Reflection Three: The Oppression of Education

In many ways, education is seen as being unique based on the learning types of the pupils. According to Paulo Freire that is not what is occurring in the educational system as we know it. The curriculum is all the same and location and ethnicity of the students tends to be forgotten. I agree with Freire that education now serves to solidify forms of oppression in society.
In my experience in the education system there are aspects of our culture which are left out for various reasons but which seem to be relevant to me. For instance where I grew up in we were not educated in the fact that just down the road was a major community of black African Canadians and that they thrived within Hammonds Plains. You would think that it would have been a staple topic in the curriculum especially during Black History Month. We were unaware of this, and it was not until this year when I took a class on Black Canadian literature was I even aware of this fact. Now the community was within walking distance of the elementary, junior High and High School. Why, were we not educated on this topic?
There were selected topics based on the provincial curriculum which we were supposed to cover and I am guessing that none of my teachers or professors decided to stray away from the laid out curriculum to teach us about our surroundings. I am fascinated at how little we were taught regarding the general area with the schools resided. In being taught only certain aspects we as students are being oppressed in our own neighbourhood.
There are other ways of learning but shouldn’t our educational program take into consideration where the school is located before creating a curriculum? There are other reasons to take community into consideration when making a lesson plan. Depending on where the school is the pupils may have different ways of learning. For example in a University setting the ethnic background is vast. And not all cultures learn in the same manner. Therefore how does a professor create a lesson plan with which all students will benefit from? Disregarding the banking method of learning which means the professor just stands there giving a lecture assuming the students are absorbing the information they could use PowerPoint’s, videos, games and create group work which stimulates interpersonal connection. No one learns the same based on where they come from, and had we all been provided with the information of our surrounding community the discussions would have been even more creative. Students are being oppressed in the ways of learning, and the lack of learning is oppressing our thirst for knowledge.
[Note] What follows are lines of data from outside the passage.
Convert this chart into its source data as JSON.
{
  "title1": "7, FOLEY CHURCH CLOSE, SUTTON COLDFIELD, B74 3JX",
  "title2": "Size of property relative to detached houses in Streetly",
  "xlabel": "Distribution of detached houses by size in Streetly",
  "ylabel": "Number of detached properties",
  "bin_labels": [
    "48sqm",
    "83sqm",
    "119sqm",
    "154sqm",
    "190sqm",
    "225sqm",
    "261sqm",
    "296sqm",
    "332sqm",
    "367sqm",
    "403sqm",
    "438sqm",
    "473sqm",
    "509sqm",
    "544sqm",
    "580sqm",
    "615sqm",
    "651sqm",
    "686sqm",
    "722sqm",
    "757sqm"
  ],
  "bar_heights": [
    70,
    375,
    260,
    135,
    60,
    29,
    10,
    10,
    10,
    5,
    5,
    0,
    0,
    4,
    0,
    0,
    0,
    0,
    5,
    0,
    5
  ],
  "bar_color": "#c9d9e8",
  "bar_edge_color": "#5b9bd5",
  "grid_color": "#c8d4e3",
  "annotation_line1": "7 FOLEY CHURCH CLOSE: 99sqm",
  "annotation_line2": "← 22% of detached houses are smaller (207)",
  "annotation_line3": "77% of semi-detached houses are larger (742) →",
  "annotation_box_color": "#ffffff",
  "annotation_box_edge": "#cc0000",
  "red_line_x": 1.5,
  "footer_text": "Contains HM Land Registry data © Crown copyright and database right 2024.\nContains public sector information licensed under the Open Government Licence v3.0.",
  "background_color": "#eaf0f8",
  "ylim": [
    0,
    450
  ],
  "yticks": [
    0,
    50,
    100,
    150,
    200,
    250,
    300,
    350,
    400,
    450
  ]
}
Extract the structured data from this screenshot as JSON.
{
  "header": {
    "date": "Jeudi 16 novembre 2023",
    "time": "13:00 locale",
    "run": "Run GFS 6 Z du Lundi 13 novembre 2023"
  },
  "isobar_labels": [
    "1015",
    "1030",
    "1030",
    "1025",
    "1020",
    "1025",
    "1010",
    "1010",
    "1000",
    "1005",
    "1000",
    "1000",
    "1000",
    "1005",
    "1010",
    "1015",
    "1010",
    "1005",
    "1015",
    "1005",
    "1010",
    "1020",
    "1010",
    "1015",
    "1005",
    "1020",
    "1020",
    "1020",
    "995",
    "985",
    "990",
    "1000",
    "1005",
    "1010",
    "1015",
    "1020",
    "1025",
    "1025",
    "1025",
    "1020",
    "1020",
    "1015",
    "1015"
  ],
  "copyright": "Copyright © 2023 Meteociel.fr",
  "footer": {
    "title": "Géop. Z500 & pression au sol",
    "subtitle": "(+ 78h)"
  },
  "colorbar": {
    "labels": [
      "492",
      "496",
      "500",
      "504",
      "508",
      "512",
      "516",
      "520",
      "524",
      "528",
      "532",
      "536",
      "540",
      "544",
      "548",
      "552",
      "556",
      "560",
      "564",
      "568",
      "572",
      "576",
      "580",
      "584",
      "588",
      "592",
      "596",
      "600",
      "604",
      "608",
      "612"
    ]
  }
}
The banking method only gives the students the fundamental, but when community is brought in, and alternative ways of providing the information are given then the students are more receptive. Had I been educated fully on the background of my own community I would not have grown up believing it lacked spark, or historical relevance. I believed it was only Hammonds Plains. But really there is an entire background of historical information which I was never privy to. My understanding of my community was oppressed through lack of knowledge which could and should have been provided to me.